TAMPA, Fla. — There was a time — 54 years ago this week, to be exact — when Brenda Junco was the new kid on the block at Tampa General Hospital.
This was back in the '70s, when organ transplants were a fresh kind of wonder.
Brenda says, "It was like weeks, months" before transplant recipients could go home — if there were no complications, that is.
WATCH: Nursing legend Brenda Junco celebrates 54 years at Tampa General Hospital
Skip ahead more than half a decade — with Dr. Brenda Junco now a nursing legend with her doctorate, no less — and the realms of medicine and technology have changed exponentially.
"Now patients come in, they get a kidney, they go home in three or four days," she says.
Brenda's endurance at TGH is remarkable, but her story is even more appealing because she's homegrown, a Cuban-Spanish Tampa native with degrees from both USF and the University of Tampa.
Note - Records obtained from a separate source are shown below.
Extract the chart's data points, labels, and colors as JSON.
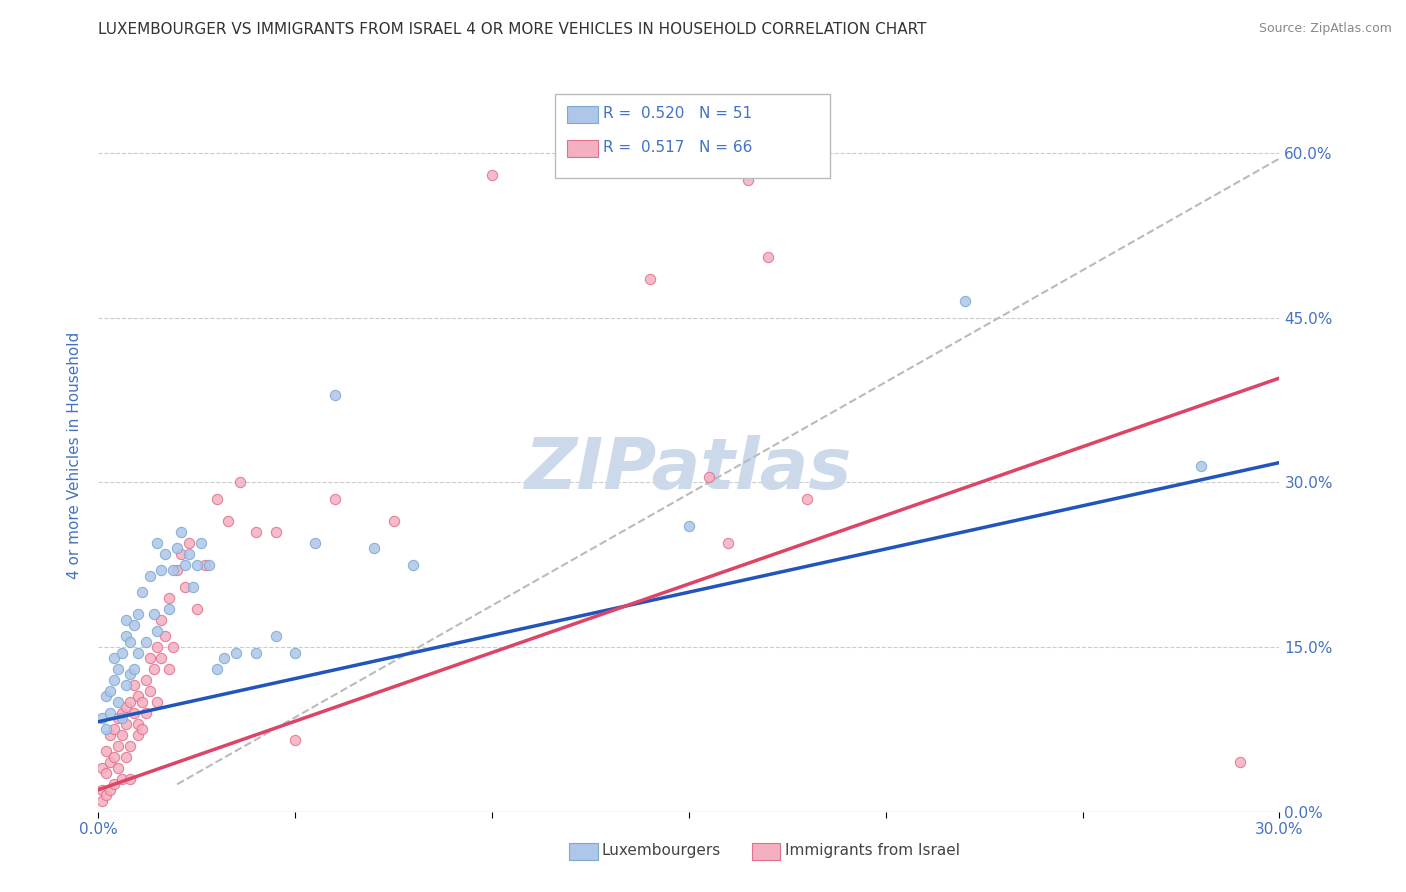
{
  "title": "LUXEMBOURGER VS IMMIGRANTS FROM ISRAEL 4 OR MORE VEHICLES IN HOUSEHOLD CORRELATION CHART",
  "source": "Source: ZipAtlas.com",
  "ylabel_label": "4 or more Vehicles in Household",
  "legend_entries": [
    {
      "label": "Luxembourgers",
      "color": "#aec6e8",
      "edge_color": "#7aaad0",
      "R": "0.520",
      "N": "51"
    },
    {
      "label": "Immigrants from Israel",
      "color": "#f4b0c0",
      "edge_color": "#e07090",
      "R": "0.517",
      "N": "66"
    }
  ],
  "blue_scatter_x": [
    0.001,
    0.002,
    0.002,
    0.003,
    0.003,
    0.004,
    0.004,
    0.005,
    0.005,
    0.006,
    0.006,
    0.007,
    0.007,
    0.007,
    0.008,
    0.008,
    0.009,
    0.009,
    0.01,
    0.01,
    0.011,
    0.012,
    0.013,
    0.014,
    0.015,
    0.015,
    0.016,
    0.017,
    0.018,
    0.019,
    0.02,
    0.021,
    0.022,
    0.023,
    0.024,
    0.025,
    0.026,
    0.028,
    0.03,
    0.032,
    0.035,
    0.04,
    0.045,
    0.05,
    0.055,
    0.06,
    0.07,
    0.08,
    0.15,
    0.22,
    0.28
  ],
  "blue_scatter_y": [
    0.085,
    0.105,
    0.075,
    0.09,
    0.11,
    0.12,
    0.14,
    0.1,
    0.13,
    0.085,
    0.145,
    0.16,
    0.115,
    0.175,
    0.155,
    0.125,
    0.17,
    0.13,
    0.18,
    0.145,
    0.2,
    0.155,
    0.215,
    0.18,
    0.245,
    0.165,
    0.22,
    0.235,
    0.185,
    0.22,
    0.24,
    0.255,
    0.225,
    0.235,
    0.205,
    0.225,
    0.245,
    0.225,
    0.13,
    0.14,
    0.145,
    0.145,
    0.16,
    0.145,
    0.245,
    0.38,
    0.24,
    0.225,
    0.26,
    0.465,
    0.315
  ],
  "pink_scatter_x": [
    0.001,
    0.001,
    0.001,
    0.002,
    0.002,
    0.002,
    0.003,
    0.003,
    0.003,
    0.004,
    0.004,
    0.004,
    0.005,
    0.005,
    0.005,
    0.006,
    0.006,
    0.006,
    0.007,
    0.007,
    0.007,
    0.008,
    0.008,
    0.008,
    0.009,
    0.009,
    0.01,
    0.01,
    0.01,
    0.011,
    0.011,
    0.012,
    0.012,
    0.013,
    0.013,
    0.014,
    0.015,
    0.015,
    0.016,
    0.016,
    0.017,
    0.018,
    0.018,
    0.019,
    0.02,
    0.021,
    0.022,
    0.023,
    0.025,
    0.027,
    0.03,
    0.033,
    0.036,
    0.04,
    0.045,
    0.05,
    0.06,
    0.075,
    0.1,
    0.14,
    0.155,
    0.16,
    0.165,
    0.17,
    0.18,
    0.29
  ],
  "pink_scatter_y": [
    0.02,
    0.04,
    0.01,
    0.035,
    0.055,
    0.015,
    0.045,
    0.07,
    0.02,
    0.05,
    0.075,
    0.025,
    0.06,
    0.04,
    0.085,
    0.07,
    0.03,
    0.09,
    0.08,
    0.05,
    0.095,
    0.1,
    0.06,
    0.03,
    0.09,
    0.115,
    0.08,
    0.105,
    0.07,
    0.1,
    0.075,
    0.12,
    0.09,
    0.14,
    0.11,
    0.13,
    0.15,
    0.1,
    0.175,
    0.14,
    0.16,
    0.13,
    0.195,
    0.15,
    0.22,
    0.235,
    0.205,
    0.245,
    0.185,
    0.225,
    0.285,
    0.265,
    0.3,
    0.255,
    0.255,
    0.065,
    0.285,
    0.265,
    0.58,
    0.485,
    0.305,
    0.245,
    0.575,
    0.505,
    0.285,
    0.045
  ],
  "blue_line": {
    "x0": 0.0,
    "y0": 0.082,
    "x1": 0.3,
    "y1": 0.318
  },
  "pink_line": {
    "x0": 0.0,
    "y0": 0.02,
    "x1": 0.3,
    "y1": 0.395
  },
  "gray_dashed_line": {
    "x0": 0.02,
    "y0": 0.025,
    "x1": 0.3,
    "y1": 0.595
  },
  "title_fontsize": 11,
  "source_fontsize": 9,
  "axis_color": "#4472c4",
  "background_color": "#ffffff",
  "watermark": "ZIPatlas",
  "watermark_color": "#ccd9eb",
  "xlim": [
    0,
    0.3
  ],
  "ylim": [
    0,
    0.65
  ],
  "ytick_vals": [
    0.0,
    0.15,
    0.3,
    0.45,
    0.6
  ]
}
She's so us in fact, her grandfather was a cigar roller.
If you're wondering about Dr. Brenda Junco's pending retirement — don't. A new, fancy tower is being built at TGH to provide more room for transplant patients. She definitely wants to be around for that.
Plus, this is her passion, this is her gift to multiple generations of patients, nurses, doctors, and more.
"What would I do if I retired? This is all I know," she says. "This is a life well-lived, and I think it keeps me young."